Language and science
We will once again return to the glorious Norway fjords and isersarneq will be on my tongue, thanks to the Aug. 19 & 26 “From the Editor” column. That issue’s cover story, “The Noah’s Ark of languages,” reminds me that schools in the Washington, D.C., area have skillfully educated children from around the world for years. My second grade classroom in the Maryland suburban public schools had more than 10 languages represented in the 1990s. In my experience, children learned English quickly and, hopefully, retained their first language within their families and communities.
And Andrea Wulf wrote a stunner of a history with “The Invention of Nature: Alexander von Humboldt’s New World” a few years ago. Thanks to Anna Tarnow for her concise review of “The Adventures of Alexander Von Humboldt” by both Wulf and artist Lillian Melcher, also in the Aug. 19 & 26 issue. What a magnificent book. It speaks to the possible extinction of nature if we do not stop and notice the wonder of our environment and preserve it.
Why We Wrote This
Letters to the editor for the Oct. 7, 2019 weekly magazine.
Art and science and spoken languages of every sort are preserved within the pages of this valuable weekly magazine. Thank you.
Martha F. Barkley
Belgrade Lakes, Maine
In the Aug. 12 Monitor Weekly, a reader wrote about how much she liked “Abide With Me” by Elizabeth Strout. I’d missed it when it was published in 2006, but I checked it out at our library. What a wonderful book! It’s located in a small town in Maine and follows a minister as he struggles to recover his calling, his family, and his happiness after a profound loss.

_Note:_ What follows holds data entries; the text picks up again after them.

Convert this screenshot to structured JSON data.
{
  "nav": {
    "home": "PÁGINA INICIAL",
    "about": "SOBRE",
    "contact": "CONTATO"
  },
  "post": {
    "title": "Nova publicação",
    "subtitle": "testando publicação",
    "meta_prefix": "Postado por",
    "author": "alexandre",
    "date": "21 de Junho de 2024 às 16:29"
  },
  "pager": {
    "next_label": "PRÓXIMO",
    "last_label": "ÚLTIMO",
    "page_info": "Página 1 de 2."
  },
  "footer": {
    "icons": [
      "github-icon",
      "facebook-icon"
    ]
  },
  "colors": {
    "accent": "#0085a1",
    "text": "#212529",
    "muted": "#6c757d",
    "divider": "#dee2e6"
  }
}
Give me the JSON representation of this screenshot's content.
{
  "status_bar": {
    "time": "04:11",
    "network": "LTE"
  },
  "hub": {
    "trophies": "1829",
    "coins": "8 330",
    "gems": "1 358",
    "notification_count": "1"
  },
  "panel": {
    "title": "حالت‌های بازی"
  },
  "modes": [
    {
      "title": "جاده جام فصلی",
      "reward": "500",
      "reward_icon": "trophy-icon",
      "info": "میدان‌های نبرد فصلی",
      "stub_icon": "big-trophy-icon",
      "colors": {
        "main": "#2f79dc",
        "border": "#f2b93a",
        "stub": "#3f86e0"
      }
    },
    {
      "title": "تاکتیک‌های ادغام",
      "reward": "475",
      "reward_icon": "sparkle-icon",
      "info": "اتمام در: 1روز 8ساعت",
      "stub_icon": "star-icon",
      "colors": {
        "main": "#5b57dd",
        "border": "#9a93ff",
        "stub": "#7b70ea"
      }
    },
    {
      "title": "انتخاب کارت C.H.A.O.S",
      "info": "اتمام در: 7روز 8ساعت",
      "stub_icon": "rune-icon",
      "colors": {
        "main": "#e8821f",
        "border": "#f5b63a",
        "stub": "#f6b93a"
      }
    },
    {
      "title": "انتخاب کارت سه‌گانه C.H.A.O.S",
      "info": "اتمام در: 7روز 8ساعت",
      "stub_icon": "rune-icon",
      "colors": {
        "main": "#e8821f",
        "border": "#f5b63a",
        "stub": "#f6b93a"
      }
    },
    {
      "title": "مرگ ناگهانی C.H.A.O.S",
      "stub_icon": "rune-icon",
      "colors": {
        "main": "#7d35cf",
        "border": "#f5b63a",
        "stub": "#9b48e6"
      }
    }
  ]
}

I appreciate the quality of the Monitor, many of the articles, the crossword, and the easy sudoku puzzles.
Janet L. Honecker
Wheeling, West Virginia
Regarding the article “Nebraskans talk extreme weather. Just don’t call it climate change.” in the April 16 Monitor Daily:
I read with dismay the statement that rural dwellers reject the idea of climate change. I live in a rural area where climate change is accepted and understood for the threat it is. There are plenty of exceptions to that blanket statement about rural dwellers.